The trapdoor opened and I fell down the well into the liquid.
It’s all about the transformation.

I look down at my skin and see the moonlight reflect off its purple brick like surface. I see the little octagons that my pores have become breathing in the night air. It’s good that they do seeing as I don’t have a mouth anymore. I was a lucky one. My transformation turned out to be beneficial to the military. I’m dwarfstar dense with my human intelligence retained. Nothing manmade can really stand in my way and most conventional projectile weapons can't harm me. I don’t seem to have internal organs. My arms are huge and my legs are thick and short. I still have eyes but they’re hyper sensitive and covered up with military visiongogs.
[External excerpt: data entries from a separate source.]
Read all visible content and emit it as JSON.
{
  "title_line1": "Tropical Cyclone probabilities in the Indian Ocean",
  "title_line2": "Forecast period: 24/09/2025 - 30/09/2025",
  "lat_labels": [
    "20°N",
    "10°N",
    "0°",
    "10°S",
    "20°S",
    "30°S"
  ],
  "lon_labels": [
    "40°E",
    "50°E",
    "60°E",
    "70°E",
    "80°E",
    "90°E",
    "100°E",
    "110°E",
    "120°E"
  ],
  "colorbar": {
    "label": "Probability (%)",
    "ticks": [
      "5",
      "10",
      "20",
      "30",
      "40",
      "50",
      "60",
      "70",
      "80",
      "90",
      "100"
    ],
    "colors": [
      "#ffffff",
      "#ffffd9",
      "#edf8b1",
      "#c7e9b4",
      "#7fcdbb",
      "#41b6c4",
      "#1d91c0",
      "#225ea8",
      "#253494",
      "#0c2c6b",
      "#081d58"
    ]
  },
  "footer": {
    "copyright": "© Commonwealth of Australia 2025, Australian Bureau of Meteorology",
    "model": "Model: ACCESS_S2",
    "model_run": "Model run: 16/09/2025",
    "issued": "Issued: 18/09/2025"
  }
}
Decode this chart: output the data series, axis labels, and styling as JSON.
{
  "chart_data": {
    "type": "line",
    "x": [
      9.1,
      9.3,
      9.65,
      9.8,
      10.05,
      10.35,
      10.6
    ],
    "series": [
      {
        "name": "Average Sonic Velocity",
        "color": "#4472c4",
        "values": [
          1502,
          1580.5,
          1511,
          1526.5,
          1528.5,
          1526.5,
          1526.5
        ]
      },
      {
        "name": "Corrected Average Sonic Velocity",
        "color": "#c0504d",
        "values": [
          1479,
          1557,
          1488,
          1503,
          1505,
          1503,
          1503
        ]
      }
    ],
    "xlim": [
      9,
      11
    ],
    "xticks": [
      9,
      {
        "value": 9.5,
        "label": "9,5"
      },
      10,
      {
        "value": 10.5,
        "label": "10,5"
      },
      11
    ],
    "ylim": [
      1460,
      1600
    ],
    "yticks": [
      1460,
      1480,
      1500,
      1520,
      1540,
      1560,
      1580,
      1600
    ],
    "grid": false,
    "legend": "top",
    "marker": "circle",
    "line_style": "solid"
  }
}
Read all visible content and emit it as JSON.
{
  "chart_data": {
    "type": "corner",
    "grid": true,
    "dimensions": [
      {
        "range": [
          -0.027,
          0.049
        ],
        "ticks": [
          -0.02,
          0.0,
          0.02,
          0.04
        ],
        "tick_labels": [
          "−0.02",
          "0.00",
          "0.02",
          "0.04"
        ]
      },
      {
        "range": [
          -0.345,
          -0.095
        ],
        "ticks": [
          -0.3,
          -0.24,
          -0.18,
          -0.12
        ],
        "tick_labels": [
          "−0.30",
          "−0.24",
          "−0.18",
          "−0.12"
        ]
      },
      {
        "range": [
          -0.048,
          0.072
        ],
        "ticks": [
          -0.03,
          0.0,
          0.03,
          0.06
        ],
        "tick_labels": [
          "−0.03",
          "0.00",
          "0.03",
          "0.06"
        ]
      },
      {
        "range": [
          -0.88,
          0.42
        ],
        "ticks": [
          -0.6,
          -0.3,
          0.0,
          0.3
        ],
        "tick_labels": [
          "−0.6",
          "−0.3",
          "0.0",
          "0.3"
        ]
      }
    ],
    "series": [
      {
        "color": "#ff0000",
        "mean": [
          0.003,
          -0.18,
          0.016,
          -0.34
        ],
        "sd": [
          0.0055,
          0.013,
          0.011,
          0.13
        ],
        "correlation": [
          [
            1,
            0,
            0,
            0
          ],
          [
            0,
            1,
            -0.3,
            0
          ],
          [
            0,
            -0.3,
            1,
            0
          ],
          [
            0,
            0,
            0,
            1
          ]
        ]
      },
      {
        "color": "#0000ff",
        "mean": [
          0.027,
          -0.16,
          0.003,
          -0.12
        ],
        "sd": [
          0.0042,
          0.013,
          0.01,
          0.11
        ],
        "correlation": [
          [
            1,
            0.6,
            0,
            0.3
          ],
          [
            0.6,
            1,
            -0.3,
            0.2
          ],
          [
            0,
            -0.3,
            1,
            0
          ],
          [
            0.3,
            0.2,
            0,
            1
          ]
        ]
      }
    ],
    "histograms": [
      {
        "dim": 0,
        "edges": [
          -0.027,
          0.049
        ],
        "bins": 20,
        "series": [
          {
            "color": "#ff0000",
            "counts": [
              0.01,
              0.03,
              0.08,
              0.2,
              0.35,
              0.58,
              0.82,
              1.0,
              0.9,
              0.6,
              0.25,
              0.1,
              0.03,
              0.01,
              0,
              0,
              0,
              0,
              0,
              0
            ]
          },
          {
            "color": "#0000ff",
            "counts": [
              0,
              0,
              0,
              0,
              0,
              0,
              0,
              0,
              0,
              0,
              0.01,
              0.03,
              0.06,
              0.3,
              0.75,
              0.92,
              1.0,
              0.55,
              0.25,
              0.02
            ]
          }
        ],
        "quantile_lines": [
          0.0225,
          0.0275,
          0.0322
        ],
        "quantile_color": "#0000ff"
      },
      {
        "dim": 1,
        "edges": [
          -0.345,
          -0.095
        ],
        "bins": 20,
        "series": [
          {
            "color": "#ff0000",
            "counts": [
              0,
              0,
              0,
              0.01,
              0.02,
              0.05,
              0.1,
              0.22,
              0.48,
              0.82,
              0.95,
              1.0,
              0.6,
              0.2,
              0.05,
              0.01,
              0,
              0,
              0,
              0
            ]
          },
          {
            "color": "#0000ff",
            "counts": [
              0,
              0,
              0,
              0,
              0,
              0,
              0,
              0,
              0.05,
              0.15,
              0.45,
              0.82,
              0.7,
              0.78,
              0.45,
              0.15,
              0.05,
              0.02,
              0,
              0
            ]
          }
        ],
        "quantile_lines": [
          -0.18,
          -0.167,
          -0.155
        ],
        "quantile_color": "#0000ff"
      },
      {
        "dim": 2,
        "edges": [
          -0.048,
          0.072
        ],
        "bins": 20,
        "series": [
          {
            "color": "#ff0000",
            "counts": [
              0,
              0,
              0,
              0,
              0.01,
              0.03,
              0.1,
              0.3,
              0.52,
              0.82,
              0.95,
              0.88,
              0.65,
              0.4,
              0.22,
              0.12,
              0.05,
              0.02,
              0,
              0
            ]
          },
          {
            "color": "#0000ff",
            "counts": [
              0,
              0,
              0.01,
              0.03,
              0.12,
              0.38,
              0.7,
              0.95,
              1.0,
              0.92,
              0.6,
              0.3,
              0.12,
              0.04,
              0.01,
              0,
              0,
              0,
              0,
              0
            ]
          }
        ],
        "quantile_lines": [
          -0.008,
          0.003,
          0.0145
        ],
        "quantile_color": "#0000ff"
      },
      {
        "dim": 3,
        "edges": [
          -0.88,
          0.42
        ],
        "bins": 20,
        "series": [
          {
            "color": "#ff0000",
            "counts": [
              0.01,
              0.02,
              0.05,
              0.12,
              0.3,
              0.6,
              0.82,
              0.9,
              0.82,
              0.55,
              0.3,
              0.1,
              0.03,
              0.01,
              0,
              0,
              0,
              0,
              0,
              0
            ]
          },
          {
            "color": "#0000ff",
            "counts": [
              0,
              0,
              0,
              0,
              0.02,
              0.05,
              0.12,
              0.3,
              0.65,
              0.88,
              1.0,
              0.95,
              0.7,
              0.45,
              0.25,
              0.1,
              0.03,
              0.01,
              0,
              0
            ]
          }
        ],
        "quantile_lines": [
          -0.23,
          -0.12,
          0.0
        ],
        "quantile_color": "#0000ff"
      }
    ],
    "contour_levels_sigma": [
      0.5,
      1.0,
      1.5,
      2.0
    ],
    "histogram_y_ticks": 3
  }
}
It’s been this way for years now.

I’m standing in the rain in the night time graveyard beside the grave of Dr. Fines. He died two days ago. I can’t define what I’m feeling. We’d talked every now and then but his death was sudden and I didn’t find out immediately. He was my last tie to my humanity. The last person who could remember who I was ‘before’.

I turn and walk away into the night and back to base.